車停在山下,山上沒有修築盤山公路,只有坑坑窪窪的很長的石階,只能走上去。
這天下雪,場合又頗為嚴肅,所有人幾乎都是一身黑色,溫度很低,連溫遇旬這樣不愛穿厚衣服的人身上都套了一件長擺的黑色羽絨服。
沈榆和他并排走在人群最後,走山路需要很多體力,沈榆走一會兒就覺得有些熱了,想把外套脫了。
“不許脫,”溫遇旬看到了,按住他,“零下的氣溫脫什麽外套。”
下雪不冷,冷的是雪化的時候,沈榆外套裏穿得多,對他說:“我都出汗了,就脫一會兒。”
溫遇旬還是不讓:“衣服脫下來再被風一吹你就要感冒。”
又說現在還是在半山腰上,等到了山頂的廟上會更冷。
沈榆知道溫遇旬是為他好,偏頭看他好像一點私心都沒有的臉。溫遇旬今天換了一副銀色細框的眼鏡,皮鞋踩在薄薄一層雪上,肩頭也落了些白,整個人周身的氣場都顯得更冷峻了。
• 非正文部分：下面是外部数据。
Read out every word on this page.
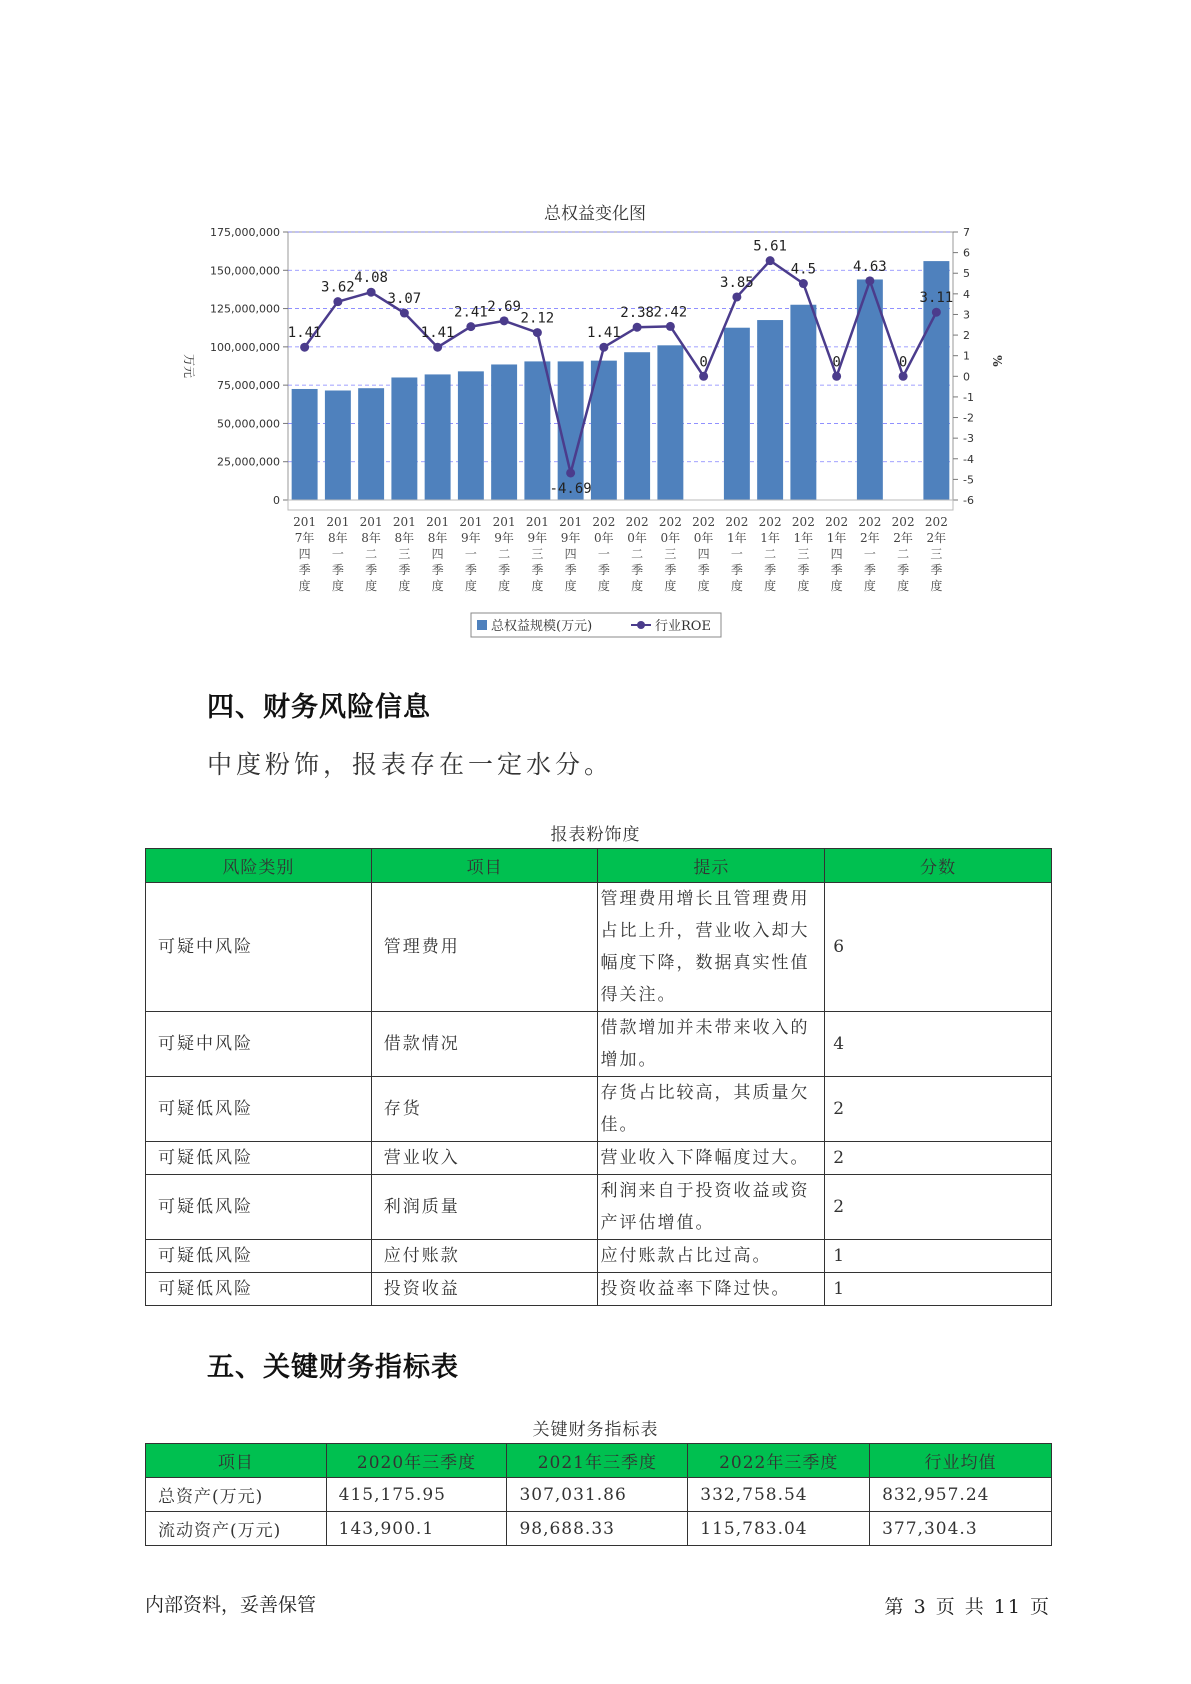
总权益变化图
0
25,000,000
50,000,000
75,000,000
100,000,000
125,000,000
150,000,000
175,000,000
-6
-5
-4
-3
-2
-1
0
1
2
3
4
5
6
7
万元	%
1.41
3.62
4.08
3.07
1.41
2.41 2.69
2.12
-4.69
1.41
2.38 2.42
0
3.85
5.61
4.5
0
4.63
0
3.11
201 7年四季度
201 8年一季度
201 8年二季度
201 8年三季度
201 8年四季度
201 9年一季度
201 9年二季度
201 9年三季度
201 9年四季度
202 0年一季度
202 0年二季度
202 0年三季度
202 0年四季度
202 1年一季度
202 1年二季度
202 1年三季度
202 1年四季度
202 2年一季度
202 2年二季度
202 2年三季度
总权益规模(万元)	行业ROE
四、财务风险信息
中度粉饰，报表存在一定水分。
报表粉饰度
风险类别	项目	提示	分数
可疑中风险	管理费用	管理费用增长且管理费用占比上升，营业收入却大幅度下降，数据真实性值得关注。	6
可疑中风险	借款情况	借款增加并未带来收入的增加。	4
可疑低风险	存货	存货占比较高，其质量欠佳。	2
可疑低风险	营业收入	营业收入下降幅度过大。	2
可疑低风险	利润质量	利润来自于投资收益或资产评估增值。	2
可疑低风险	应付账款	应付账款占比过高。	1
可疑低风险	投资收益	投资收益率下降过快。	1
五、关键财务指标表
关键财务指标表
项目	2020年三季度	2021年三季度	2022年三季度	行业均值
总资产(万元)	415,175.95	307,031.86	332,758.54	832,957.24
流动资产(万元)	143,900.1	98,688.33	115,783.04	377,304.3
内部资料，妥善保管	第 3 页 共 11 页
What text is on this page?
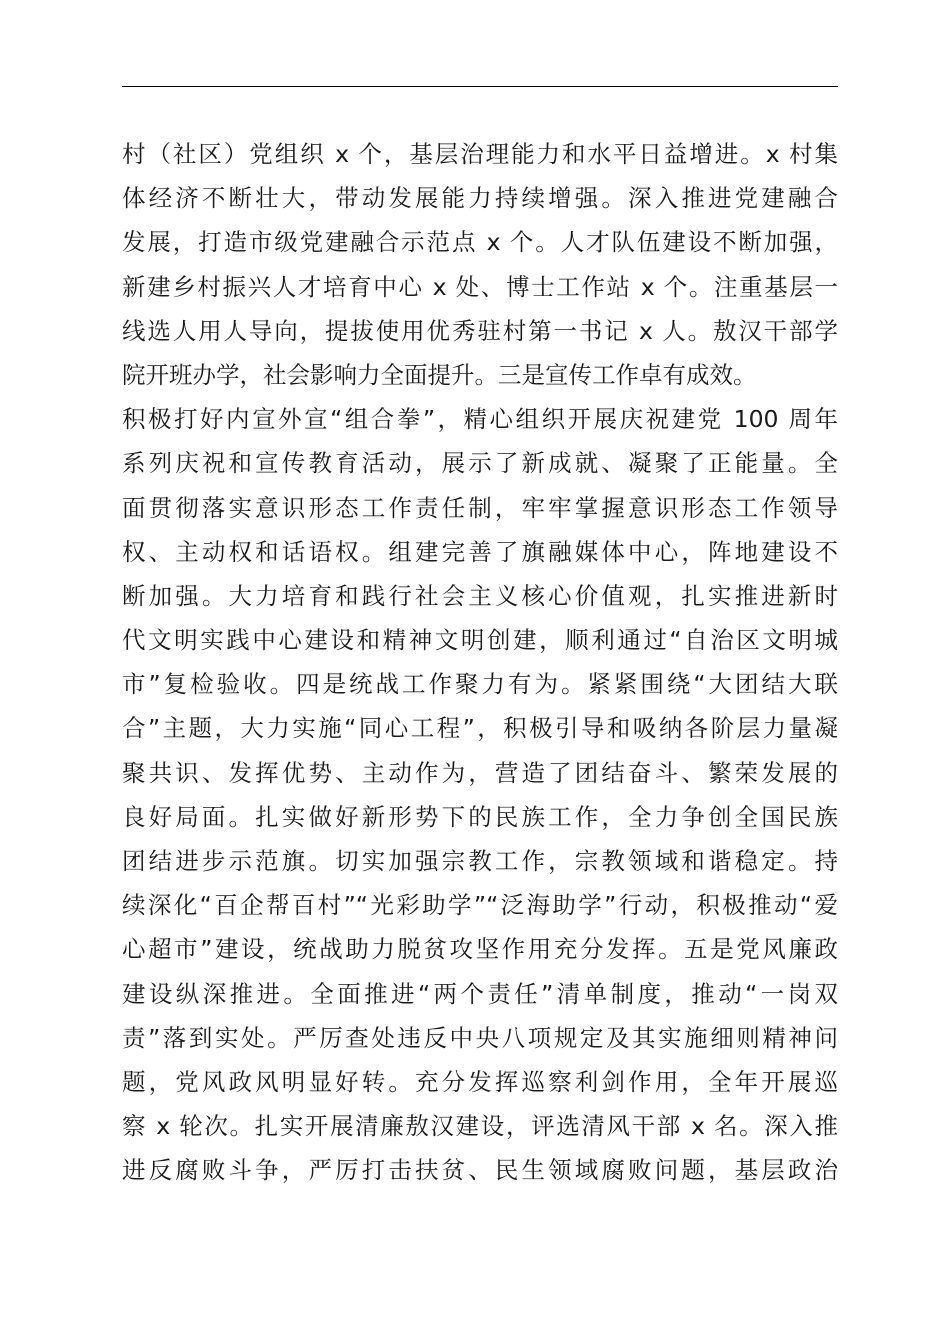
村（社区）党组织 x 个，基层治理能力和水平日益增进。x 村集
体经济不断壮大，带动发展能力持续增强。深入推进党建融合
发展，打造市级党建融合示范点 x 个。人才队伍建设不断加强，
新建乡村振兴人才培育中心 x 处、博士工作站 x 个。注重基层一
线选人用人导向，提拔使用优秀驻村第一书记 x 人。敖汉干部学
院开班办学，社会影响力全面提升。三是宣传工作卓有成效。
积极打好内宣外宣“组合拳”，精心组织开展庆祝建党 100 周年
系列庆祝和宣传教育活动，展示了新成就、凝聚了正能量。全
面贯彻落实意识形态工作责任制，牢牢掌握意识形态工作领导
权、主动权和话语权。组建完善了旗融媒体中心，阵地建设不
断加强。大力培育和践行社会主义核心价值观，扎实推进新时
代文明实践中心建设和精神文明创建，顺利通过“自治区文明城
市”复检验收。四是统战工作聚力有为。紧紧围绕“大团结大联
合”主题，大力实施“同心工程”，积极引导和吸纳各阶层力量凝
聚共识、发挥优势、主动作为，营造了团结奋斗、繁荣发展的
良好局面。扎实做好新形势下的民族工作，全力争创全国民族
团结进步示范旗。切实加强宗教工作，宗教领域和谐稳定。持
续深化“百企帮百村”“光彩助学”“泛海助学”行动，积极推动“爱
心超市”建设，统战助力脱贫攻坚作用充分发挥。五是党风廉政
建设纵深推进。全面推进“两个责任”清单制度，推动“一岗双
责”落到实处。严厉查处违反中央八项规定及其实施细则精神问
题，党风政风明显好转。充分发挥巡察利剑作用，全年开展巡
察 x 轮次。扎实开展清廉敖汉建设，评选清风干部 x 名。深入推
进反腐败斗争，严厉打击扶贫、民生领域腐败问题，基层政治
沈榆看得好像也沒那麽熱了,撇撇嘴說好吧。
然而又往上走了才兩個臺階,溫遇旬把自己身上的薄羽絨脫下來遞給沈榆,手擡了擡,要他接。
溫遇旬的外套薄一點,版型和款式都比沈榆的那件寬大,不過上面沾着些溫遇旬的體溫,沈榆穿上也覺得和自己原先那件并無太多不同。
但沈榆的衣服溫遇旬就穿不下了,溫遇旬沒理會沈榆的擔心,只許州官放火不許百姓點燈,一件黑色羊絨毛衣,抱着沈榆的外套接着往山上走。
沈榆看他好像感受不到冷,也深知他嘴硬的脾性,自然不願意凍着他,又說要把衣服換回來。
溫遇旬聽沈榆一直在他耳邊念念叨叨,頭都要大了,擡頭看了眼前邊的人,确認沒人注意他們,用手掌握住了沈榆的手臂。
“我不冷。”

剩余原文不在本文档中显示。